本書は刀剣を素材に書かれたもの(長篇「九十九本の妖刀」「餓鬼の館」/中短篇「安房国住広正」「妖刀記」「刀匠」「刀匠忠俊の死」「不吉な刀」「死斑の剣」「妖刀流転」「なまずの肌」)を集成。舞台はすべて時代物ではなく現代物。
古本で読んだ時は「なんて粗暴で下手な作家なんだろう」と思ったけれど、
本書で読むと、長篇など意外にリリカルに書かれていて拍子抜け。
とにかく大河内が書きたいのは刀剣に纏わるペダントリーで、
それを盛り上げる為に残虐・凄惨な生贄が捧げられる。
でもそのペダントリーは堅苦しく眠気を誘うようなものではない。
二長篇の妖気に満ち満ちた面白さは、退屈とは対極の位置にある。
中短篇では、普通の探偵小説なら倒叙物として扱われるであろう作が、その解決部分はなんともあっけなく無視され、そこに至るまでの刀剣をめぐる骨肉の争いに、一方的に力が注がれているのが笑えるほど無茶としか言いようがない。だが、その無茶っぷりこそ大河内常平。ミステリ珍本全集が登場したことで、これまでとても評論家筋には良い顔をされなかった作家・作品を面白がる土壌ができ、ゲテモノ扱いされてきた大河内にも光を当ててもらえる時がようやく到来して欣快に絶えない。
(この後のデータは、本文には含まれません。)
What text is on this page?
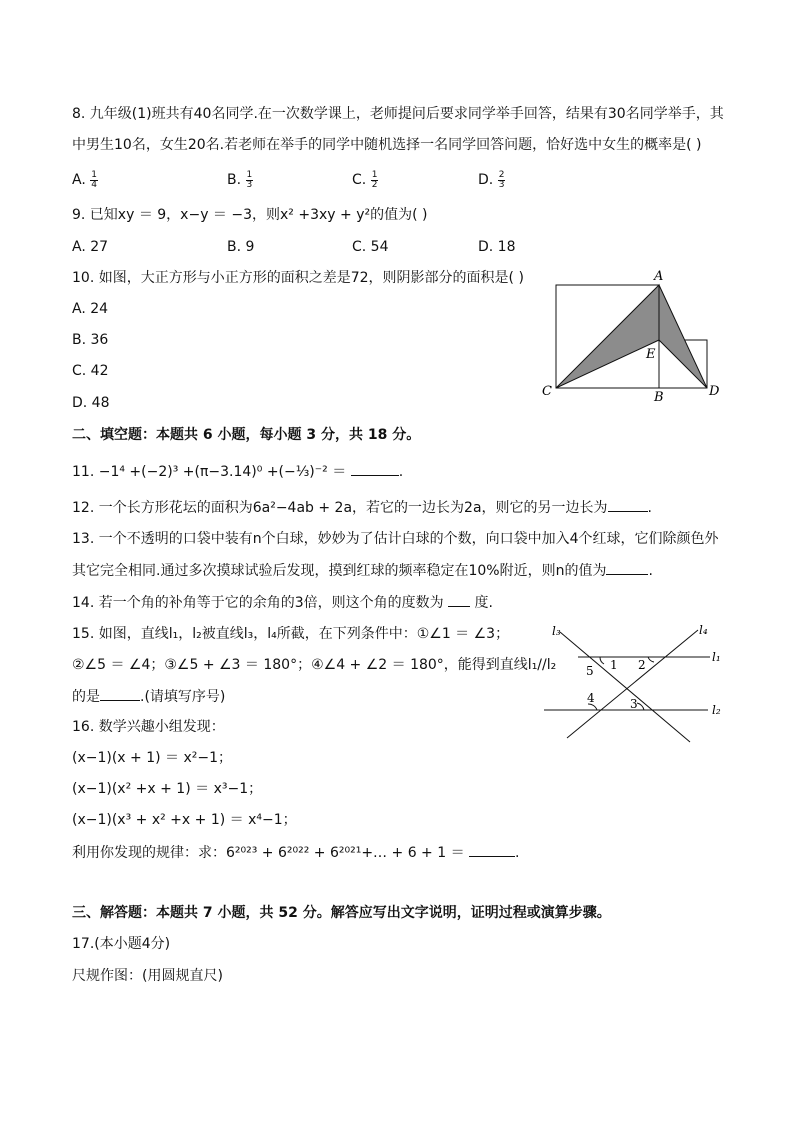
8. 九年级(1)班共有40名同学.在一次数学课上，老师提问后要求同学举手回答，结果有30名同学举手，其
中男生10名，女生20名.若老师在举手的同学中随机选择一名同学回答问题，恰好选中女生的概率是( )
A. $\frac{1}{4}$	B. $\frac{1}{3}$	C. $\frac{1}{2}$	D. $\frac{2}{3}$
9. 已知xy ＝ 9，x−y ＝ −3，则x² +3xy + y²的值为( )
A. 27	B. 9	C. 54	D. 18
10. 如图，大正方形与小正方形的面积之差是72，则阴影部分的面积是( )
A. 24
B. 36
C. 42
D. 48
A
B
C	D
E
二、填空题：本题共 6 小题，每小题 3 分，共 18 分。
11. −1⁴ +(−2)³ +(π−3.14)⁰ +(−⅓)⁻² ＝	.
12. 一个长方形花坛的面积为6a²−4ab + 2a，若它的一边长为2a，则它的另一边长为	.
13. 一个不透明的口袋中装有n个白球，妙妙为了估计白球的个数，向口袋中加入4个红球，它们除颜色外
其它完全相同.通过多次摸球试验后发现，摸到红球的频率稳定在10%附近，则n的值为	.
14. 若一个角的补角等于它的余角的3倍，则这个角的度数为 度.
15. 如图，直线l₁，l₂被直线l₃，l₄所截，在下列条件中：①∠1 ＝ ∠3；
②∠5 ＝ ∠4；③∠5 + ∠3 ＝ 180°；④∠4 + ∠2 ＝ 180°，能得到直线l₁//l₂
的是	.(请填写序号)
l₃	l₄
l₁
l₂
1 2
3
4
5
16. 数学兴趣小组发现：
(x−1)(x + 1) ＝ x²−1；
(x−1)(x² +x + 1) ＝ x³−1；
(x−1)(x³ + x² +x + 1) ＝ x⁴−1；
利用你发现的规律：求：6²⁰²³ + 6²⁰²² + 6²⁰²¹+… + 6 + 1 ＝	.
三、解答题：本题共 7 小题，共 52 分。解答应写出文字说明，证明过程或演算步骤。
17.(本小题4分)
尺规作图：(用圆规直尺)
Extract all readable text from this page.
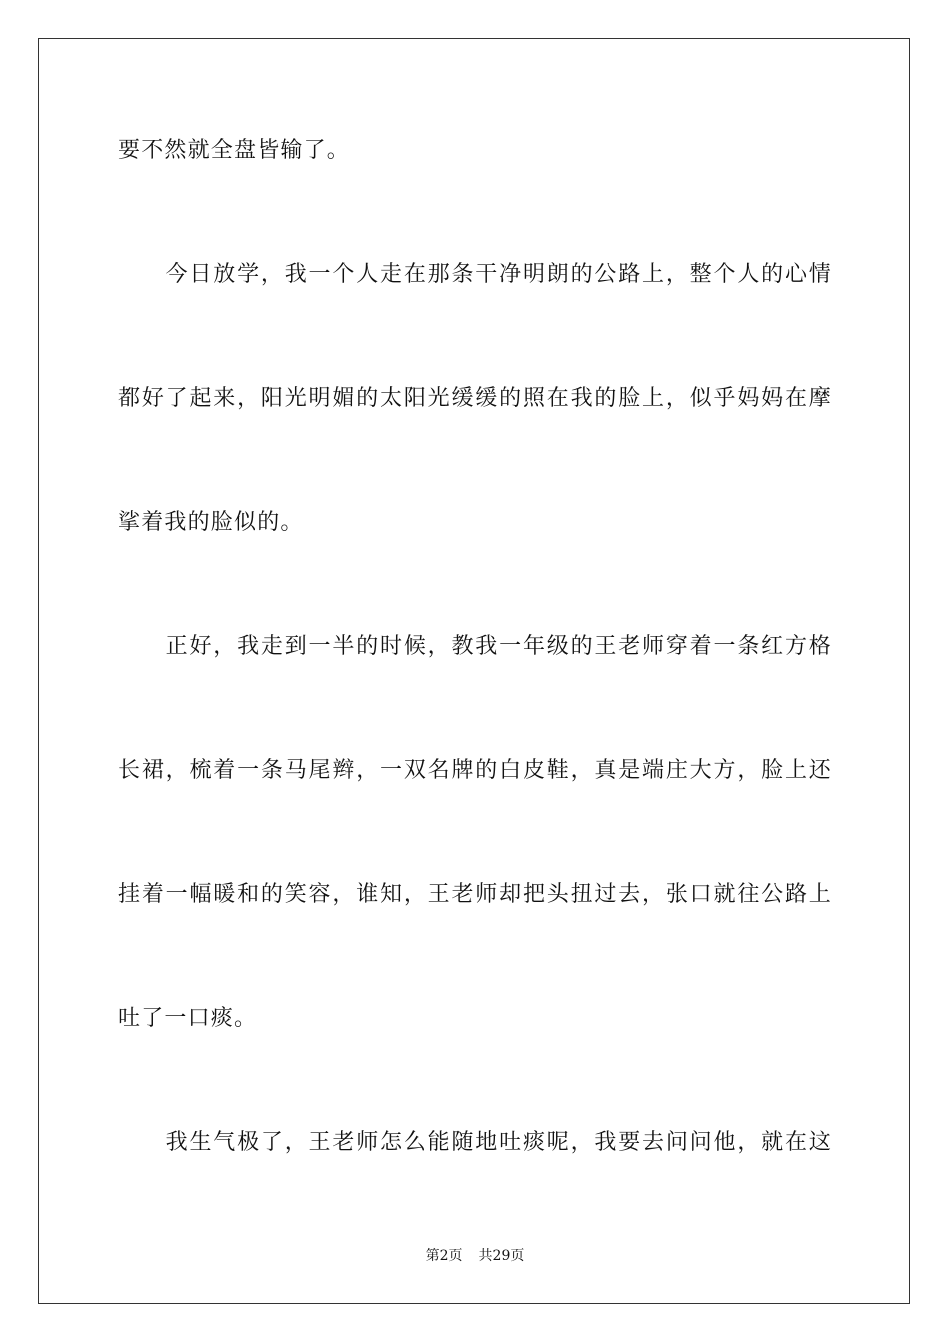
要不然就全盘皆输了。
　　今日放学，我一个人走在那条干净明朗的公路上，整个人的心情
都好了起来，阳光明媚的太阳光缓缓的照在我的脸上，似乎妈妈在摩
挲着我的脸似的。
　　正好，我走到一半的时候，教我一年级的王老师穿着一条红方格
长裙，梳着一条马尾辫，一双名牌的白皮鞋，真是端庄大方，脸上还
挂着一幅暖和的笑容，谁知，王老师却把头扭过去，张口就往公路上
吐了一口痰。
　　我生气极了，王老师怎么能随地吐痰呢，我要去问问他，就在这
第2页 共29页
これを機に大河内作品の復刊が続く事を希望する。あと、ミステリ珍本全集は第二期に入って、
きっと値上げするんだろうなと思っていたが、値段据え置き。
こっそり値上げを続けている論創ミステリ叢書と違って、この点も評価すべき。
(銀) 『九十九本の妖刀』の初刊本は大手の講談社から出ており、
しかもこの長篇は映画化もされた(2020年9月4日の当Blog記事を見よ)。
にもかかわらず、昭和の後半から21世紀を15年も過ぎるまで大河内の存在は人々の記憶から忘れ去られていたのだから、探偵作家業なんて儚いものだ。大河内単独著書として、文庫本ではまだ一度も出されたことが無いから、次は大河内の文庫だな。